2. The system management architecture of claim 1, wherein each of
the compute nodes comprises a chipset respectively and on the
preset one of the compute nodes the chipset connects directly with
the first network interface through a system I/O bus, as well as
connects indirectly with the first network interface through the
BMC.
3. The system management architecture of claim 2, wherein on the
preset one of the compute nodes the chipset connects the BMC
through a KCS (Keyboard Controller Style) interface.
4. The system management architecture of claim 1, wherein each of
the first network interfaces and the extra network interface
comprises a network interface controller.
5. The system management architecture of claim 4, wherein on the
preset one of the compute nodes the BMC connects with the network
interface controller through a sideband SMBus (System Management
Bus).
6. The system management architecture of claim 1, wherein on the
preset one of the compute nodes a operating system provides Network
Address Translation service to allow the external management host
to access each of the compute nodes.
7. The system management architecture of claim 1 further comprises
a data network switch and on each of the compute nodes a second
network interface is provided to connect with the data network
switch for applications of MPI (Message Passing Interface) or
network storage.
8. The system management architecture of claim 1 further comprises
a high-speed network switch connecting with each of the compute
nodes to facilitate high bandwidth communication between the
compute nodes.
9. The system management architecture of claim 8, wherein an
additional network interface controller is configured on either the
high-speed network switch or each of the compute nodes.
10. The system management architecture of claim 1, wherein each of
the first network interfaces and the extra network interface is
compatible with IPMI (Intelligent Platform Management Interface)
specification.
11. A clustering system, comprising: a plurality of compute nodes
and a system management architecture for managing the compute
nodes, the system management architecture comprising; a plurality
of BMCs (Baseboard Management Controllers) located on the compute
nodes respectively for monitoring and controlling the compute nodes
remotely; and a management network switch and a plurality of first
network interfaces providing private network connections between
the BMCs of the compute nodes; wherein on a preset one of the
compute nodes an extra network interface connects with the
management network switch instead of the first network interface
and the BMC connects with a external management host through the
first network interface.
12. The clustering system of claim 11, wherein each of the compute
nodes comprises a chipset respectively and on the preset one of the
compute nodes the chipset connects directly with the first network
interface through a system I/O bus, as well as connects indirectly
with the first network interface through the BMC.
13. The clustering system of claim 12, wherein on the preset one of
the compute nodes the chipset connects the BMC through a KCS
(Keyboard Controller Style) interface.
14. The clustering system of claim 11, wherein each of the first
network interfaces and the extra network interface comprises a
network interface controller.
15. The clustering system of claim 14, wherein on the preset one of
the compute nodes the BMC connects with the network interface
controller through a sideband SMBus.
16. The clustering system of claim 11, wherein on the preset one of
the compute nodes a operating system provides Network Address
Translation service to allow the external management host to access
each of the compute nodes.
17. The clustering system of claim 11 further comprises a data
network switch and for each of the compute nodes a second network
interface is provided to connect with the data network switch for
applications of MPI (Message Passing Interface) or network
storage.
18. The clustering system of claim 11 further comprises a
high-speed network switch connecting with each of the compute nodes
to facilitate high bandwidth communication between the compute
nodes.
19. The clustering system of claim 18, wherein an additional
network interface controller is configured on either the high-speed
network switch or each of the compute nodes.
20. The clustering system of claim 11, wherein each of the first
network interfaces and the extra network interface is compatible
with IPMI (Intelligent Platform Management Interface)
specification.
Description
1. CROSS-REFERENCES TO RELATED APPLICATIONS
[0001] This application is a non-provisional application of the
U.S. provisional application Ser.
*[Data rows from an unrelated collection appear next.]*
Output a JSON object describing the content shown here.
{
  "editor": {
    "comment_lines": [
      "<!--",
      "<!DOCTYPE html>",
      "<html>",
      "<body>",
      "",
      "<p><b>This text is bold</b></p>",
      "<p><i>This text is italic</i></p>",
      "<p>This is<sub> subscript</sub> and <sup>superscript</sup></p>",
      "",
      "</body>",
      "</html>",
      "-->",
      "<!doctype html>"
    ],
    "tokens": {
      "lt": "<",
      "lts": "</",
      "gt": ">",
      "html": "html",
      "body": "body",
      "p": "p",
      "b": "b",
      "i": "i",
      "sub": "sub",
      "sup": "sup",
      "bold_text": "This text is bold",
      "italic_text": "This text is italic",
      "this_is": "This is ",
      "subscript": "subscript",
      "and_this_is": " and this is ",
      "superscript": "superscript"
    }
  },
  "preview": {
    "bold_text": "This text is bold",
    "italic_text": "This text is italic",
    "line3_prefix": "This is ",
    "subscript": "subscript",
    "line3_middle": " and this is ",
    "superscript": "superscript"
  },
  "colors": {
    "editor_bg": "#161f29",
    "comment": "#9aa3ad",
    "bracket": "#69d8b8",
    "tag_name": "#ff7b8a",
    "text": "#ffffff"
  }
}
No. 60/822,540 to Tomonori Hirai,
entitled "System Management for a Small Clustering System" filed on
Aug. 16, 2006.
2. FIELD OF INVENTION
[0002] The present invention relates to system management of a
clustering system, and more particularly to a chassis-level system
management architecture for a small clustering system configured in
a single chassis.
BACKGROUND
[0003] FIG. 1 shows a typical implementation for rack-mount based
clustering system. Each of the rack-mount servers 11 is a
standalone server with a local management hardware/firmware, such
as BMC (Baseboard Management Controller) based module. Such local
management hardware includes a small micro processor to monitor and
control each of the rack-mount servers 11. Network switch 12
connects with the rack-mount severs 11 and external management
host(s) 13. In some cases the network may be divided into
"management network(s)" and "data communication network(s)". The
external management host is a standalone computer to performance a
whole system-level management and process task scheduling and/or
balancing. It is possible that a clustering system is monitored and
controlled by multiple external management hosts. To build a
clustering system based on the rack-mount type of system needs to
make numerous system/network changes. Even clustering is supported
on such system, a dedicated system-level central management module
will still be essential to manage the whole system.
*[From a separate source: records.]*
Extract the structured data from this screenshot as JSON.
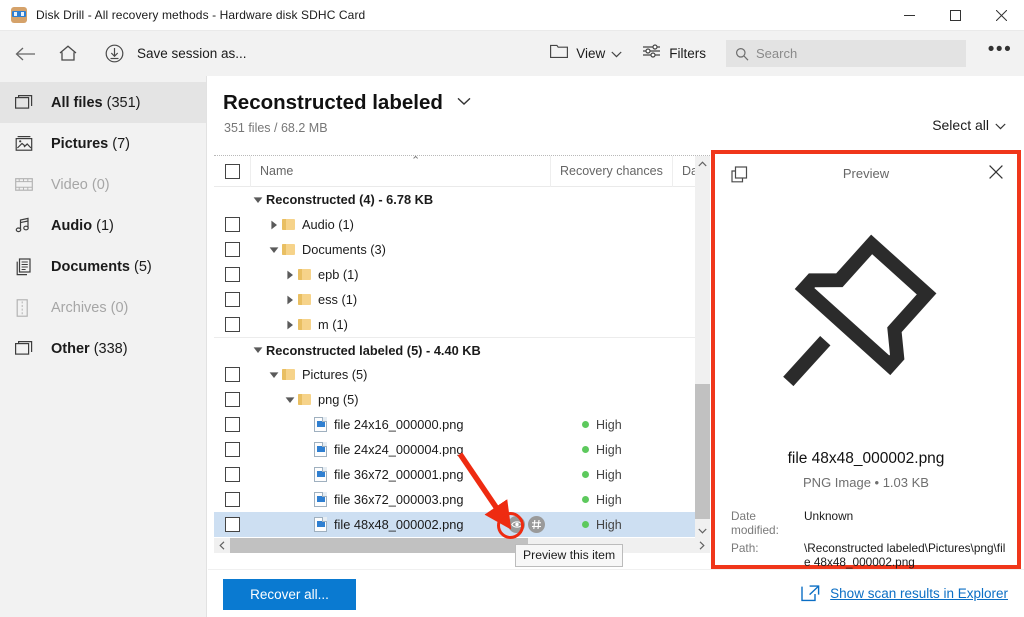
{
  "window": {
    "title": "Disk Drill - All recovery methods - Hardware disk SDHC Card",
    "app_icon": "disk-drill-icon",
    "minimize": "—",
    "maximize": "☐",
    "close": "✕"
  },
  "toolbar": {
    "back_icon": "back-arrow-icon",
    "home_icon": "home-icon",
    "save_icon": "save-download-icon",
    "save_label": "Save session as...",
    "view_label": "View",
    "view_icon": "folder-icon",
    "filters_label": "Filters",
    "filters_icon": "sliders-icon",
    "search_placeholder": "Search",
    "search_value": "",
    "search_icon": "search-icon",
    "more_label": "•••"
  },
  "sidebar": {
    "items": [
      {
        "label": "All files",
        "count": "(351)",
        "icon": "all-files-icon",
        "active": true,
        "disabled": false
      },
      {
        "label": "Pictures",
        "count": "(7)",
        "icon": "picture-icon",
        "active": false,
        "disabled": false
      },
      {
        "label": "Video",
        "count": "(0)",
        "icon": "film-icon",
        "active": false,
        "disabled": true
      },
      {
        "label": "Audio",
        "count": "(1)",
        "icon": "music-note-icon",
        "active": false,
        "disabled": false
      },
      {
        "label": "Documents",
        "count": "(5)",
        "icon": "documents-icon",
        "active": false,
        "disabled": false
      },
      {
        "label": "Archives",
        "count": "(0)",
        "icon": "archive-icon",
        "active": false,
        "disabled": true
      },
      {
        "label": "Other",
        "count": "(338)",
        "icon": "other-icon",
        "active": false,
        "disabled": false
      }
    ]
  },
  "content": {
    "title": "Reconstructed labeled",
    "subtitle": "351 files / 68.2 MB",
    "select_all": "Select all"
  },
  "table": {
    "headers": {
      "name": "Name",
      "recovery": "Recovery chances",
      "date": "Date"
    },
    "sort_caret": "⌃",
    "rows": [
      {
        "type": "group",
        "label": "Reconstructed (4) - 6.78 KB",
        "expanded": true,
        "indent": 0
      },
      {
        "type": "folder",
        "label": "Audio (1)",
        "expanded": false,
        "indent": 1
      },
      {
        "type": "folder",
        "label": "Documents (3)",
        "expanded": true,
        "indent": 1
      },
      {
        "type": "folder",
        "label": "epb (1)",
        "expanded": false,
        "indent": 2
      },
      {
        "type": "folder",
        "label": "ess (1)",
        "expanded": false,
        "indent": 2
      },
      {
        "type": "folder",
        "label": "m (1)",
        "expanded": false,
        "indent": 2
      },
      {
        "type": "group",
        "label": "Reconstructed labeled (5) - 4.40 KB",
        "expanded": true,
        "indent": 0
      },
      {
        "type": "folder",
        "label": "Pictures (5)",
        "expanded": true,
        "indent": 1
      },
      {
        "type": "folder",
        "label": "png (5)",
        "expanded": true,
        "indent": 2
      },
      {
        "type": "file",
        "label": "file 24x16_000000.png",
        "recovery": "High",
        "indent": 3,
        "selected": false
      },
      {
        "type": "file",
        "label": "file 24x24_000004.png",
        "recovery": "High",
        "indent": 3,
        "selected": false
      },
      {
        "type": "file",
        "label": "file 36x72_000001.png",
        "recovery": "High",
        "indent": 3,
        "selected": false
      },
      {
        "type": "file",
        "label": "file 36x72_000003.png",
        "recovery": "High",
        "indent": 3,
        "selected": false
      },
      {
        "type": "file",
        "label": "file 48x48_000002.png",
        "recovery": "High",
        "indent": 3,
        "selected": true
      }
    ]
  },
  "tooltip": {
    "text": "Preview this item"
  },
  "row_actions": {
    "preview_icon": "eye-icon",
    "hash_icon": "hash-icon"
  },
  "preview": {
    "header_title": "Preview",
    "copy_icon": "copy-icon",
    "close_icon": "close-icon",
    "image_icon": "pushpin-image",
    "file_name": "file 48x48_000002.png",
    "file_meta": "PNG Image • 1.03 KB",
    "fields": [
      {
        "key": "Date modified:",
        "value": "Unknown"
      },
      {
        "key": "Path:",
        "value": "\\Reconstructed labeled\\Pictures\\png\\file 48x48_000002.png"
      }
    ]
  },
  "bottom": {
    "recover_label": "Recover all...",
    "explorer_label": "Show scan results in Explorer",
    "explorer_icon": "external-link-icon"
  },
  "colors": {
    "accent_blue": "#0a7ad1",
    "link_blue": "#0b6ec4",
    "annotation_red": "#f0361a",
    "selection_blue": "#cddff2",
    "high_green": "#5dc95d",
    "folder_yellow": "#f6d38a"
  }
}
[0004] On the other hand, small clustering system usually does not
support chassis-level central management. Only some specific
high-end systems have a dedicated chassis-level central management
module. Although the compute node in the clustering system can
possibly be turned on without the head node being actuated first,
the user still has to turn the system on node by node, which means
the user will have lots of button to push.
[0005] FIG. 2 shows a typical implementation for blade type
clustering system. The compute node 23 is also a standalone
computer with a local management hardware/firmware for remote
management. To implement a dedicated chassis-level central
management module 21, the chassis management links 22 is used as a
special interface other than a network interface (a data
communication network 24 and a network switch 25) for remote
management. The external management host 26 may be a standalone
computer to manage/control clustering tasks of the whole blade
system 20 through the network switches, as well as access system
management information through a communication path (standard
network interface such as Ethernet) and the central management
module. Basically, the chassis-level central management module 21
operates as an independent computer with a service processor (not
shown) for chassis-level management to manage the units in the
whole chassis as "a single system."
[0006] This type of system requires a dedicated service processor
or chassis level central management module as well as a special
interface (the chassis management links 22) to access each compute
node 23 from the service processor. Therefore, a lot of modules
need to be customized to support the special interface. To develop
a dedicated service processor and use, an independent OS with
low-level device and management applications is too
complicated.
SUMMARY
[0007] Accordingly, on a preset compute node the present invention
uses the same/common hardware as other compute nodes to implement a
special topology of clustering/system management network
architecture and provides the function of a chassis-level central
management module. The present invention will be a cost-effective
system management solution. With this scheme, a small clustering
system is able to provide the similar function what a high-end
server system has in a chassis.
[0008] In an embodiment of the present invention, the present
invention provides a clustering system that includes a specific
system management architecture for managing its compute nodes. The
system management architecture mainly includes: plural BMCs
(Baseboard Management Controllers) located on the compute nodes
respectively to monitor and control the compute nodes remotely; and
a management network switch and plural first network interfaces to
provide private network connections between the BMCs of the compute
nodes; wherein on a preset one of the compute modes an extra
network interface connects with the management network switch
instead of the first network interface and the BMC connects with a
external management host through the first network interface.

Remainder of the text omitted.